DIA to review FENZ funding model as levy-based system faces structural questions

Minister Brooke van Velden has directed the Department of Internal Affairs to evaluate whether there are better ways to fund Fire and Emergency New Zealand, opening a formal review of a financing model that has generated friction throughout this parliamentary term.
FENZ currently draws approximately 95–97 percent of its income from levies on property insurance contracts that cover loss or damage from fire, according to the Beehive release published 16 June 2026. Direct Crown funding amounts to just $10 million — a figure that has long sat awkwardly given the breadth of services FENZ delivers, including the volunteer rural fire network and urban career brigades responding to far more than structure fires.
The review is the latest in a sequence of interventions van Velden has made on FENZ financing since taking the portfolio. In March 2023, the Government approved a 2.2 percent levy increase rather than the 5.1–5.2 percent FENZ had consulted on, with van Velden signing off on the lower figure. The following April, she wrote to FENZ seeking solutions that would ensure continuity of services, fair cost apportionment, and managed levy revenue — language that telegraphed ongoing scepticism about the organisation's funding asks. By September 2024, the Government had agreed to a redesigned levy structure taking effect from July 2026, with the base rate dropping from $119.50 to $107.40 per qualifying contract.
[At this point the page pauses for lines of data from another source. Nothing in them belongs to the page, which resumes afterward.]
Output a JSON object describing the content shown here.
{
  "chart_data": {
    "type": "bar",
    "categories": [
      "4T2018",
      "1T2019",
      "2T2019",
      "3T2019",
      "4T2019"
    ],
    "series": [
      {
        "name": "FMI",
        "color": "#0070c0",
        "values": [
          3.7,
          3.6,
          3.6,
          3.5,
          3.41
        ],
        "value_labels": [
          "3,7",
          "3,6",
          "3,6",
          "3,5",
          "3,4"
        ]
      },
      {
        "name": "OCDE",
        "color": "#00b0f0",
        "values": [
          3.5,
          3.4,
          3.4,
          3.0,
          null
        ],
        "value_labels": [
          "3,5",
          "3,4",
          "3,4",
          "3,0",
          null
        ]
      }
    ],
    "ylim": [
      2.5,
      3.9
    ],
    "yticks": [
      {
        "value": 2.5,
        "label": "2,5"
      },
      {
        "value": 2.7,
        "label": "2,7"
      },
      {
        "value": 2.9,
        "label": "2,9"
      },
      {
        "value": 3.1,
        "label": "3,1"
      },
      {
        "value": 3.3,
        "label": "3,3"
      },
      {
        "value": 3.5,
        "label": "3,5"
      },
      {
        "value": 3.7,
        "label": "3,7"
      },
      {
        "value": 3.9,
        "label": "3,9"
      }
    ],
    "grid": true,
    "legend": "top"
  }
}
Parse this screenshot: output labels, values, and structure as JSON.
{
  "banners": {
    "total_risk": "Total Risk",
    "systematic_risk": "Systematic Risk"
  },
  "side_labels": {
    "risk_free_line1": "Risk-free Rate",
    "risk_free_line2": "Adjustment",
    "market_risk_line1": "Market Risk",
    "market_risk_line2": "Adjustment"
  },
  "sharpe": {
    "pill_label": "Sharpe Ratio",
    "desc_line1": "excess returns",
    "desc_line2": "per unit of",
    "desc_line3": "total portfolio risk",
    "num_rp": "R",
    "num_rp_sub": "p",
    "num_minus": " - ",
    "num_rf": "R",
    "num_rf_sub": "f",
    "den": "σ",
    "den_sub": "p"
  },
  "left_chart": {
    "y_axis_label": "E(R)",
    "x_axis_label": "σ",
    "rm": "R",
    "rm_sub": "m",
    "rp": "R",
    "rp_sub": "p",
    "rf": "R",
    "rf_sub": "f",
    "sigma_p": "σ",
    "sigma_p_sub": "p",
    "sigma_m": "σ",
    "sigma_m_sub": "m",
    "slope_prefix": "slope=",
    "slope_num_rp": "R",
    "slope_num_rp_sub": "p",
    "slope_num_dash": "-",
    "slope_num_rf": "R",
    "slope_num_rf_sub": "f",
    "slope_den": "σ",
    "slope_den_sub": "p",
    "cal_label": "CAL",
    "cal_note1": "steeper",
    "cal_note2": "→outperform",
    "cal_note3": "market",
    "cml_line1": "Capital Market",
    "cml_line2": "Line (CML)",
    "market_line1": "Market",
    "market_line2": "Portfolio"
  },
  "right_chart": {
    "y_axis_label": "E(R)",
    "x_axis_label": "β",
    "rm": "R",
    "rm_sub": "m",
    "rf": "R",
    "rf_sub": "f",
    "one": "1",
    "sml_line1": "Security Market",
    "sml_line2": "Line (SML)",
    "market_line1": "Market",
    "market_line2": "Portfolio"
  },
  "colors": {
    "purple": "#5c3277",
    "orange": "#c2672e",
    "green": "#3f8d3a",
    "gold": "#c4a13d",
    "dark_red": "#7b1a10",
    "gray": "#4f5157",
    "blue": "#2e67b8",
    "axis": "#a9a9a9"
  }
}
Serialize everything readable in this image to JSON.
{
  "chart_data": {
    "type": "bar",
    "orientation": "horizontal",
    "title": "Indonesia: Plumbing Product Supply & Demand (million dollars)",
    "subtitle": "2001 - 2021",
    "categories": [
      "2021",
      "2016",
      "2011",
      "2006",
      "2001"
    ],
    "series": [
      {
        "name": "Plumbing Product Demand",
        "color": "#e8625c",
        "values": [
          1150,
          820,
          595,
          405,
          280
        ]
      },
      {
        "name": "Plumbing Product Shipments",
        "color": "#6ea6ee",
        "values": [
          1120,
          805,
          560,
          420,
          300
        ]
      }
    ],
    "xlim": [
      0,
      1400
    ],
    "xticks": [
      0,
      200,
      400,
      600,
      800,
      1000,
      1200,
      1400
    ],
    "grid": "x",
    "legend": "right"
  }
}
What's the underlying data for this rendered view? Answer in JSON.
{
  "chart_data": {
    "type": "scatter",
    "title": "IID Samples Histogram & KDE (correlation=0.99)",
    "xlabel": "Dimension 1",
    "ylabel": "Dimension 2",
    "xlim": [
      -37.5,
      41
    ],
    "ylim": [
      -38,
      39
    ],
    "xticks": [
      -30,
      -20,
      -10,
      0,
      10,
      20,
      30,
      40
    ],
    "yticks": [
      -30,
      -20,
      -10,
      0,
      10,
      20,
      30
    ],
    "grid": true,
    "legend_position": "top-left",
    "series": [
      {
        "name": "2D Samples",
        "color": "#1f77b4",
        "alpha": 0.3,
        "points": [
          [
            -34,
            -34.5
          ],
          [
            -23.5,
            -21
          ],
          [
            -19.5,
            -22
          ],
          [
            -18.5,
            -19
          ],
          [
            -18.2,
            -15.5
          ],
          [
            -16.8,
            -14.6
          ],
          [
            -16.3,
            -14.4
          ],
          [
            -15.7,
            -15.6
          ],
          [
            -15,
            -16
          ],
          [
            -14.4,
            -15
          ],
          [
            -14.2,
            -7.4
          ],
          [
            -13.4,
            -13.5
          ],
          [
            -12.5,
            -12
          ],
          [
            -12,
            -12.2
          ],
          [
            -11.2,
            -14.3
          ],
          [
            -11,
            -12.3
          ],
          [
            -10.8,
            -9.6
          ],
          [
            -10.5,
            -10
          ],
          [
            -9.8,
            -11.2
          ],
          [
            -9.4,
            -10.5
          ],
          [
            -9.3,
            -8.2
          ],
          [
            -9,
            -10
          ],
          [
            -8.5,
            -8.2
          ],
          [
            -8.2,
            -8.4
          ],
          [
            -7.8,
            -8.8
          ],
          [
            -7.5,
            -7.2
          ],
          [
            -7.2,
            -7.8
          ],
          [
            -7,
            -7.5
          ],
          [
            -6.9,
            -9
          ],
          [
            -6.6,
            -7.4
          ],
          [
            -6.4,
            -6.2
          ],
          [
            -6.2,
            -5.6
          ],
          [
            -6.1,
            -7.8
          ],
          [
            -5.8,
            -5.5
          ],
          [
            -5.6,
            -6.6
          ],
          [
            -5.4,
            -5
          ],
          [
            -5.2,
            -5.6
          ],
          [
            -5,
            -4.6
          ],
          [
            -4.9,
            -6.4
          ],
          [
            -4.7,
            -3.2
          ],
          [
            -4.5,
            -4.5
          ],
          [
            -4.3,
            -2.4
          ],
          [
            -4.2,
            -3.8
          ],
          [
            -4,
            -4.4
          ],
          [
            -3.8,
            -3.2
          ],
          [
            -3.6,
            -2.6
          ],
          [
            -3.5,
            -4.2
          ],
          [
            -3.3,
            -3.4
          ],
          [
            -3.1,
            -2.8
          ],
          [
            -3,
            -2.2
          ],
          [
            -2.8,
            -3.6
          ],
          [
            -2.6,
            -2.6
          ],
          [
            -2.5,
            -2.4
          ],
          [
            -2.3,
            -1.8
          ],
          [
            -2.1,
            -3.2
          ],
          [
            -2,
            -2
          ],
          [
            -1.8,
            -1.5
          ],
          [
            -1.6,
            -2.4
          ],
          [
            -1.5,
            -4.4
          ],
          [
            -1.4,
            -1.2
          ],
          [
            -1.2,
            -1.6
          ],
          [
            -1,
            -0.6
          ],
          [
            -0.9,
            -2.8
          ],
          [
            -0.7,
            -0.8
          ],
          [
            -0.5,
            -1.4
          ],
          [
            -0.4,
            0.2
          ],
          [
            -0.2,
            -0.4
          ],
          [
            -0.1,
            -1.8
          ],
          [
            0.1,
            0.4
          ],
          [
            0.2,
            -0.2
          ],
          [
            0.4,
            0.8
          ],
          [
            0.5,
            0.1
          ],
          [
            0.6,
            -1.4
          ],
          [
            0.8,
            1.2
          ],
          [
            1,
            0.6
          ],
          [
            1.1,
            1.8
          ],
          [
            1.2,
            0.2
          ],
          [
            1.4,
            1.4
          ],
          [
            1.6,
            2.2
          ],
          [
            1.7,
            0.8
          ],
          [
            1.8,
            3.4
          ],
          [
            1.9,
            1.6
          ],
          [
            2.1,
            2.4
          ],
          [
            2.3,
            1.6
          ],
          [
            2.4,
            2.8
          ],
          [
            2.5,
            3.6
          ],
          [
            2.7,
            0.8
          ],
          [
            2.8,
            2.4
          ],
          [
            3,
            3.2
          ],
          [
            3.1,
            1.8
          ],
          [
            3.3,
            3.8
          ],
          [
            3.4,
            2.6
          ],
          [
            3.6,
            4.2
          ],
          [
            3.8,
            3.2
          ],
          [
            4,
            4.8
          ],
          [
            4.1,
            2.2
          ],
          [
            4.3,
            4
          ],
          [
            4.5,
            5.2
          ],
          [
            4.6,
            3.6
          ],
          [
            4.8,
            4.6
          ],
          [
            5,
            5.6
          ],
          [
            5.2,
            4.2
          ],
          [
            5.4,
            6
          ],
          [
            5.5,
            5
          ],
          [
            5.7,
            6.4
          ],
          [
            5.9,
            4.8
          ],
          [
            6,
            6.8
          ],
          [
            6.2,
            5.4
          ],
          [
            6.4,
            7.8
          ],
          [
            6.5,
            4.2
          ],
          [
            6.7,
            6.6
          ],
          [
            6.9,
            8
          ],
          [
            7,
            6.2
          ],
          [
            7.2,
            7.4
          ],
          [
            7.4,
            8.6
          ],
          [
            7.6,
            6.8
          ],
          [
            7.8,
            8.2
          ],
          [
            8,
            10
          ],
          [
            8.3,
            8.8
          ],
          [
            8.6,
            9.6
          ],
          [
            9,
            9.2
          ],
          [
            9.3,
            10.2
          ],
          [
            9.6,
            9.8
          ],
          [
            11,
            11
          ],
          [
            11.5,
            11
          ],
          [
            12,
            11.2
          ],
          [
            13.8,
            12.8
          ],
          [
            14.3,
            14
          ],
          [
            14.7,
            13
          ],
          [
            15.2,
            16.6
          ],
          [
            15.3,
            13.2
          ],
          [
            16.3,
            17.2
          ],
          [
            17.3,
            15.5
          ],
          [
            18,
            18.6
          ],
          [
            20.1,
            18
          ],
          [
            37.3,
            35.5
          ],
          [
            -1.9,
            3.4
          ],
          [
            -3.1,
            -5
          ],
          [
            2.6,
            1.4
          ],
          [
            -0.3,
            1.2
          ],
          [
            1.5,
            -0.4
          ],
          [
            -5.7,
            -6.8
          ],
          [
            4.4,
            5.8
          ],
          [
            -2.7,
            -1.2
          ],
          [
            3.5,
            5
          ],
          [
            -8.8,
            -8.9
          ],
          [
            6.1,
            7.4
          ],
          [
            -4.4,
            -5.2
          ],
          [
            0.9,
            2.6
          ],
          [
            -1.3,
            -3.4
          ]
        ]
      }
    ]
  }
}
That rate reduction, announced while FENZ was still pressing for more revenue, crystallised the tension at the centre of this review. FENZ's funding base depends entirely on the depth and reach of the private insurance market. As insurance affordability tightens — driven in large part by climate-related risk repricing — the levy base narrows even as the demand on fire and emergency services grows. The structural irony is that the same weather events straining FENZ operationally are also pushing households and small businesses out of the insurance market that funds it.
Van Velden's instruction to DIA to look for "better ways" to fund the service does not specify what alternatives are in scope, and the Beehive release does not outline a timeline or terms of reference for the evaluation. What it signals is that the minister is no longer content to treat the levy mechanism as settled architecture — only as one option among several.
The practical options available are well-understood in this space. A greater proportion of direct Crown appropriation would reduce the insurance-market dependency but would compete on the fiscal ledger with every other spending priority. A mixed model — retaining a levy but broadening the base beyond fire-risk insurance, or extending it to non-insurance property interests — has been canvassed in other jurisdictions. A full property-rate or general-tax funding model would decouple FENZ revenue from insurance penetration entirely but would require primary legislation to replace the Fire and Emergency New Zealand Act 2017 levy framework.
The timing is pointed. The redesigned levy rates take effect from July 2026, meaning DIA will be conducting its evaluation while the new rate structure is still bedding in. That sequence — implement first, evaluate concurrently — carries some risk of policy churn if the review produces recommendations that pull in the opposite direction from the settings just applied.
Van Velden has been consistent in pushing back on levy increases as the default response to FENZ's funding pressures. Whether that instinct now translates into a structural redesign, or whether DIA's work lands as a paper exercise that ratifies the existing model, will depend on what the evaluation surfaces and whether there is fiscal headroom in the 2027 Budget cycle to act on it.
The review does not have a stated reporting date. DIA has been given the task; the scope of what it is expected to deliver has not been made public.